Di sisi lain, reaksi terhadap lagu Bayar Bayar Bayar beragam. Sebuah akun Instagram bernama president_jancukers turut mengomentari polemik ini.
“Aku tidak cocok dengan cara band Sukatani menyampaikan pendapatnya via lagu Bayar Bayar Bayar, sebab pendapatku tidak begitu dalam menyampaikan kritik via musik. Tapi akan ku bela sampai mentok sebab ini negara demokrasi,” tulisnya.
Dia juga menyinggung pernyataan Kapolri yang menyebutkan bahwa kepolisian tidak mempermasalahkan lagu tersebut.
Menurutnya, pernyataan itu akan dianggap hoaks sampai ada bukti bahwa Sukatani benar-benar diminta mencabut lagu mereka.
Sementara itu, PC PMII Cianjur menilai bahwa negara seharusnya melindungi kebebasan berpendapat.
“Langkah-langkah pembungkaman semacam ini bukan hanya menunjukkan kecenderungan otoritarian, tetapi juga mengikis kepercayaan publik terhadap institusi negara,” tegas PC PMII dalam pernyataan resminya.
Musik Sukatani banyak terinspirasi dari band-band punk klasik seperti Lost Cherries, Poison Girls, X-Ray Spex, Peter & the Test Tube Babies, hingga Cock Sparrer.
Album terbaru mereka, Gelap Gempita, yang dirilis pada 2023, berisi sembilan lagu yang penuh energi dan kritik sosial tajam.
Tak hanya dalam lirik, penampilan panggung Sukatani juga unik.
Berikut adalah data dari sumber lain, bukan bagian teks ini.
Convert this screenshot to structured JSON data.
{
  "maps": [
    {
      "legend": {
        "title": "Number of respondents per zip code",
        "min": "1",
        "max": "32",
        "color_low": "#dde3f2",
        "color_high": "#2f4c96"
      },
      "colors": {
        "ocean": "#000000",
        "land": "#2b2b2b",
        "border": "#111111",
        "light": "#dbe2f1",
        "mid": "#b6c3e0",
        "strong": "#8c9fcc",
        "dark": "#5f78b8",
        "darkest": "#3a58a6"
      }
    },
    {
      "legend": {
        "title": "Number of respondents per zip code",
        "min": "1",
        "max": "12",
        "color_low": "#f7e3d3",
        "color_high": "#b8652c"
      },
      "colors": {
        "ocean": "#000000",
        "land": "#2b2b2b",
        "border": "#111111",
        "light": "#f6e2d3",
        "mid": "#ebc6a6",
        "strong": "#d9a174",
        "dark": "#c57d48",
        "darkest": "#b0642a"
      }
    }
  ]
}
Mereka kerap mengenakan balaclava dan membagikan sayuran kepada penonton sebagai simbol solidaritas dan kesadaran sosial.
Selain aktif bermusik, mereka juga terlibat dalam berbagai kegiatan komunitas, khususnya yang berfokus pada lingkungan dan perjuangan kelas proletar.
Dengan musik yang tajam dan penuh energi, Sukatani tidak sekadar menjadi band punk biasa, tetapi juga simbol perlawanan terhadap sistem yang menindas.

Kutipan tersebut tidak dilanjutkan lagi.